Tao avait soif. Il prit le poignet de Mani, le porta à sa bouche et le mordit, assez fort pour y laisser une trace un instant, mais pas assez pour que ça saigne. Cela dit, ce fut peu concluant car il n'avait pas les crocs suffisamment aiguisés. De toute façon, du sang de Mani l'aurait sûrement fait dégueuler. Il tourna la tête, sans croiser les yeux de la petite fille, et chercha dans la rue, du regard, une enseigne.

- Si tu veux la fin, faudra que tu viennes avec moi.

Il lui prit la main, et se leva.

- Je peux plus continuer. J'ai soif, mais pas de pluie. Et je veux me déshabiller. J'ai froid au derrière.

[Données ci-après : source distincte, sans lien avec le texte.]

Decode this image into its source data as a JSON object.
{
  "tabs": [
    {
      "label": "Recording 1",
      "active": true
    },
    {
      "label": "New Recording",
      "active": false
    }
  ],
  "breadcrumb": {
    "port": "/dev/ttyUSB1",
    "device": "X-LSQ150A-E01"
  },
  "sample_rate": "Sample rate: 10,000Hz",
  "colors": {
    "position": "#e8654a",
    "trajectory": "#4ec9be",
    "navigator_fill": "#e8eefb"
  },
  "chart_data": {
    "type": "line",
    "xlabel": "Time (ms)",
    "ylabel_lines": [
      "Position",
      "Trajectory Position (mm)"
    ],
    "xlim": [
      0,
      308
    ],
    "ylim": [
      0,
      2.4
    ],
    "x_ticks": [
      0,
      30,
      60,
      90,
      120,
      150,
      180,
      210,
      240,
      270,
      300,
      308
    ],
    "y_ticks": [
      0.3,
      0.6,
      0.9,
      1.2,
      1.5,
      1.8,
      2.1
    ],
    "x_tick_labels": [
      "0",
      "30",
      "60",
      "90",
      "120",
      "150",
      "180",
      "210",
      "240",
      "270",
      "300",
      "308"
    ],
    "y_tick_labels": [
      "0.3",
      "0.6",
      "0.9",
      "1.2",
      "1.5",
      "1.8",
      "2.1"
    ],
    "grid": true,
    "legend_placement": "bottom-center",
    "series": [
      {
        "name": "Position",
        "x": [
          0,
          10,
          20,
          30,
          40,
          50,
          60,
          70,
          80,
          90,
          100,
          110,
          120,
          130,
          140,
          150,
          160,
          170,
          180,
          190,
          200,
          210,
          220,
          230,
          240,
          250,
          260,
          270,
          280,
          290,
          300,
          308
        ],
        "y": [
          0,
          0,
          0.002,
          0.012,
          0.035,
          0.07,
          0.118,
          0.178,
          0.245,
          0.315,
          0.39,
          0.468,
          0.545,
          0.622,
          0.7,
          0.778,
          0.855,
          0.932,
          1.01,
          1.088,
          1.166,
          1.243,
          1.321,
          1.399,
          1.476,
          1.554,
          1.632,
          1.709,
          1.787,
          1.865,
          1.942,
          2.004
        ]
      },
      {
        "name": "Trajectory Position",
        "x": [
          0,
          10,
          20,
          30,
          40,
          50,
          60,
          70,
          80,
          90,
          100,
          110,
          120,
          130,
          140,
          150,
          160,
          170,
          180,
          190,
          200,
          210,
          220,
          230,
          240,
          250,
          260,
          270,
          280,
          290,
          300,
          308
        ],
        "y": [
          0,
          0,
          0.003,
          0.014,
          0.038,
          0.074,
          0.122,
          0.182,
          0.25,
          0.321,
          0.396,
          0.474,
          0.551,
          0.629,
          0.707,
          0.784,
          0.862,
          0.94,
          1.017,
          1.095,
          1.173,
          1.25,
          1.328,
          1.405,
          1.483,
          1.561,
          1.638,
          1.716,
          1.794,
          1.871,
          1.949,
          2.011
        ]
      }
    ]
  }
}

Le jean mouillé ne l'épargnait plus, c'était inconfortable, qu'il y croit ou pas.

- Là.

Qu'il pointa.
Possiblement la dernière option de toit avant SWYN. Mais pas une auberge, cette fois. Un hôtel. À peu près. Tant qu'à se ruiner, aussi bien le faire jusqu'à atteindre le fond de ses poches.
Le commis, à demi-endormi, écarta du bout du doigt les moutons de poussière ratatinés qui étaient venus avec la monnaie, et tendit en échange une clé en marmonnant des indications.
Dès qu'il mit un pied dans la petite pièce obscure, Tao déboutonna son pantalon, retira son t-shirt et l'abandonna sur ce qui devait être le lit. Il sema ses chaussures sur son chemin vers la salle de bains et avec sa baguette, alluma les bouts de chandelles qu'il restait dans les chandeliers. Débarrassé de son jean, et bientôt de tout le reste, il se fit couler un bain chaud, cala un grand verre d'eau et plongea se réchauffer les fesses. Il continuerait son histoire quand il en aurait envie. Et en attendant, au cas où Mani parlerait, il jouerait à se noyer. Les mains sur les rebords de la baignoire, il fit couler sa tête et écouta son cœur battre contre les parois de céramique. Et il compta un, deux, trois, quatre, cinq... D'habitude il tenait au moins jusqu'à... six, sept, huit, neuf, dix, onze... La dernière fois il avait fait genre... douze, treize, quatorze... Presque deux minutes... quinze, seize, dix-sept, dix-huit... Peut-être qu'il arriverait à en faire trois.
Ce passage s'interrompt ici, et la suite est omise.